Religion must be rescued from extremism and irrelevance, Tony Blair said on Thursday night, in his first big speech in Britain since stepping down as prime minister last year.
Blair, a catholic convert made the remarks during a lecture on faith and globalisation at Westminster Cathedral, central London, where he used to attend mass while in office. He used the 45-minute speech to highlight the work of the Tony Blair Faith Foundation which has its official launch next month and aims to help different faith organisations work together.
Blair also talked at length about the “seismic shift” globally from West to East. “The centre of gravity, economically and politically, is shifting to the east and it is shifting fast.

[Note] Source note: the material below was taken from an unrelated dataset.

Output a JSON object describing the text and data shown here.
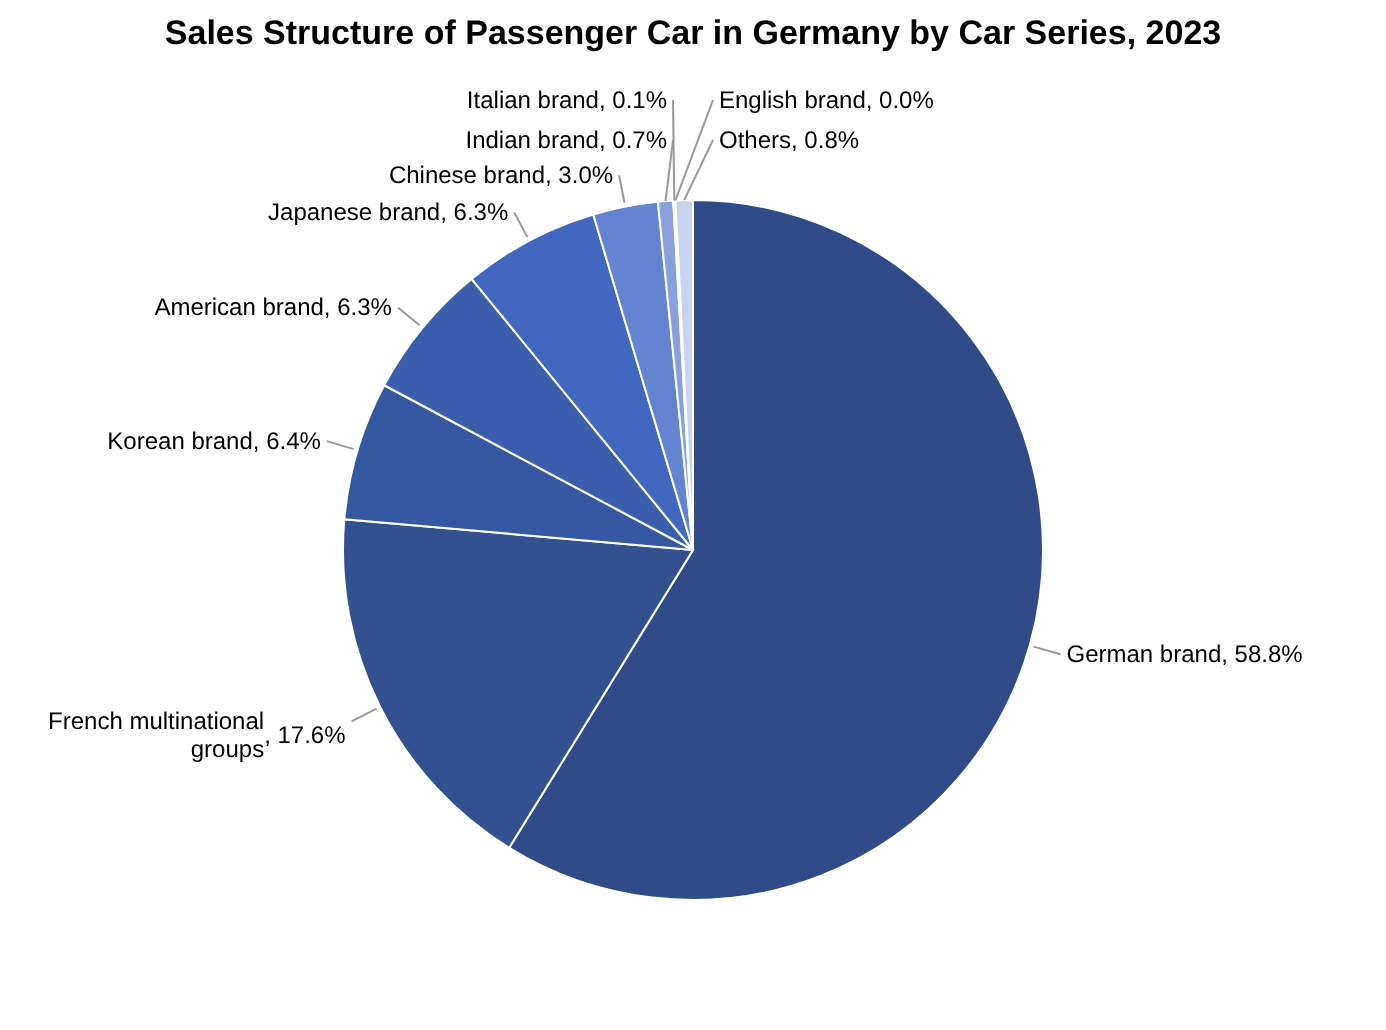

“China and India together will industrialise the bulk of their populations, presently employed in subsistence agriculture, probably within two decades.”
He argued that the “strong historical and cultural influence” of religion in both East and West could help both hemispheres unite around “common values” rather than undergo “a battle for domination”.

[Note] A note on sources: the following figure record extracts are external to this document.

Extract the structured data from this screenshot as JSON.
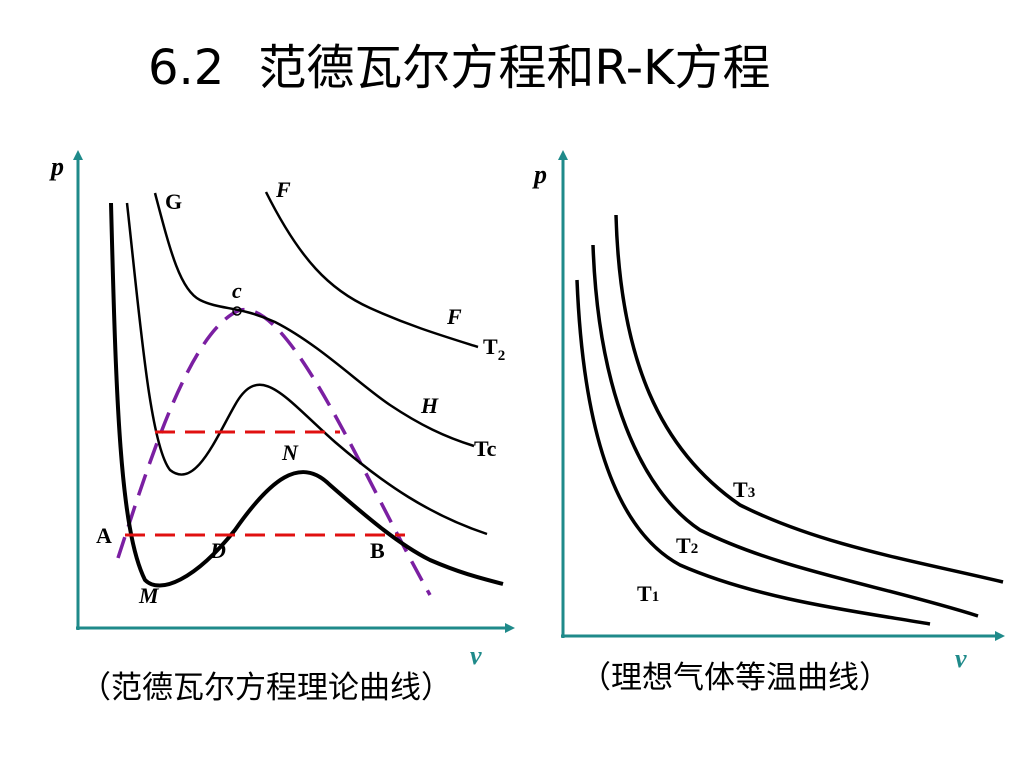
{
  "title": {
    "number": "6.2",
    "text": "范德瓦尔方程和R-K方程"
  },
  "colors": {
    "axis": "#1f8a8a",
    "curve": "#000000",
    "dashed_red": "#e01010",
    "dashed_purple": "#7b1fa2"
  },
  "left_diagram": {
    "y_axis_label": "p",
    "x_axis_label": "v",
    "point_labels": {
      "G": "G",
      "F_top": "F",
      "c": "c",
      "F_right": "F",
      "T2": "T",
      "T2_sub": "2",
      "H": "H",
      "Tc": "Tc",
      "N": "N",
      "A": "A",
      "D": "D",
      "B": "B",
      "M": "M"
    },
    "caption": "（范德瓦尔方程理论曲线）"
  },
  "right_diagram": {
    "y_axis_label": "p",
    "x_axis_label": "v",
    "curve_labels": [
      {
        "letter": "T",
        "sub": "3"
      },
      {
        "letter": "T",
        "sub": "2"
      },
      {
        "letter": "T",
        "sub": "1"
      }
    ],
    "caption": "（理想气体等温曲线）"
  }
}
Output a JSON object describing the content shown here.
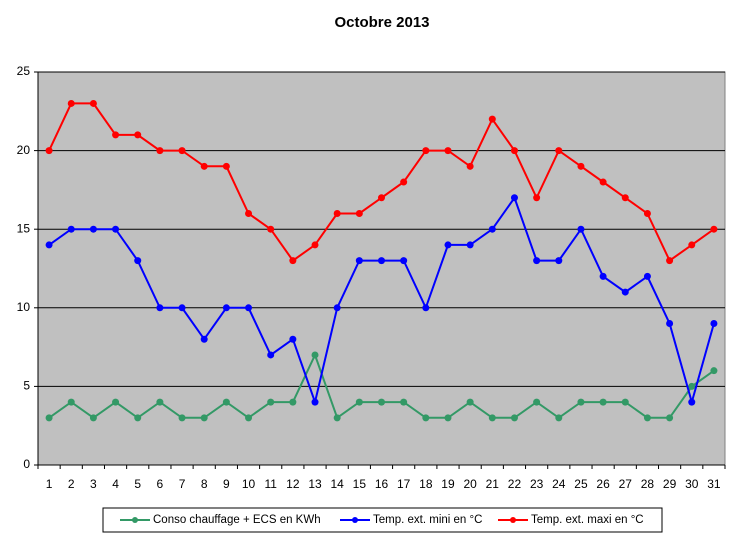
{
  "chart_data": {
    "type": "line",
    "title": "Octobre 2013",
    "categories": [
      "1",
      "2",
      "3",
      "4",
      "5",
      "6",
      "7",
      "8",
      "9",
      "10",
      "11",
      "12",
      "13",
      "14",
      "15",
      "16",
      "17",
      "18",
      "19",
      "20",
      "21",
      "22",
      "23",
      "24",
      "25",
      "26",
      "27",
      "28",
      "29",
      "30",
      "31"
    ],
    "series": [
      {
        "name": "Conso chauffage + ECS en KWh",
        "color": "#339966",
        "values": [
          3,
          4,
          3,
          4,
          3,
          4,
          3,
          3,
          4,
          3,
          4,
          4,
          7,
          3,
          4,
          4,
          4,
          3,
          3,
          4,
          3,
          3,
          4,
          3,
          4,
          4,
          4,
          3,
          3,
          5,
          6
        ]
      },
      {
        "name": "Temp. ext. mini en °C",
        "color": "#0000ff",
        "values": [
          14,
          15,
          15,
          15,
          13,
          10,
          10,
          8,
          10,
          10,
          7,
          8,
          4,
          10,
          13,
          13,
          13,
          10,
          14,
          14,
          15,
          17,
          13,
          13,
          15,
          12,
          11,
          12,
          9,
          4,
          9
        ]
      },
      {
        "name": "Temp. ext. maxi en °C",
        "color": "#ff0000",
        "values": [
          20,
          23,
          23,
          21,
          21,
          20,
          20,
          19,
          19,
          16,
          15,
          13,
          14,
          16,
          16,
          17,
          18,
          20,
          20,
          19,
          22,
          20,
          17,
          20,
          19,
          18,
          17,
          16,
          13,
          14,
          15
        ]
      }
    ],
    "ylim": [
      0,
      25
    ],
    "yticks": [
      0,
      5,
      10,
      15,
      20,
      25
    ],
    "grid": true,
    "legend": "bottom",
    "plot_background": "#c0c0c0"
  }
}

“Faith is reduced to a system of strange convictions and actions that, to some, can appear far removed from the necessities and anxieties of ordinary life,” Blair said. “It is this face that gives militant secularism an easy target.”
He went on to argue that religion could help to advance humanity and end global poverty. It was his first and most detailed public statement on religion, a subject his senior advisers told him to avoid during his decade in power.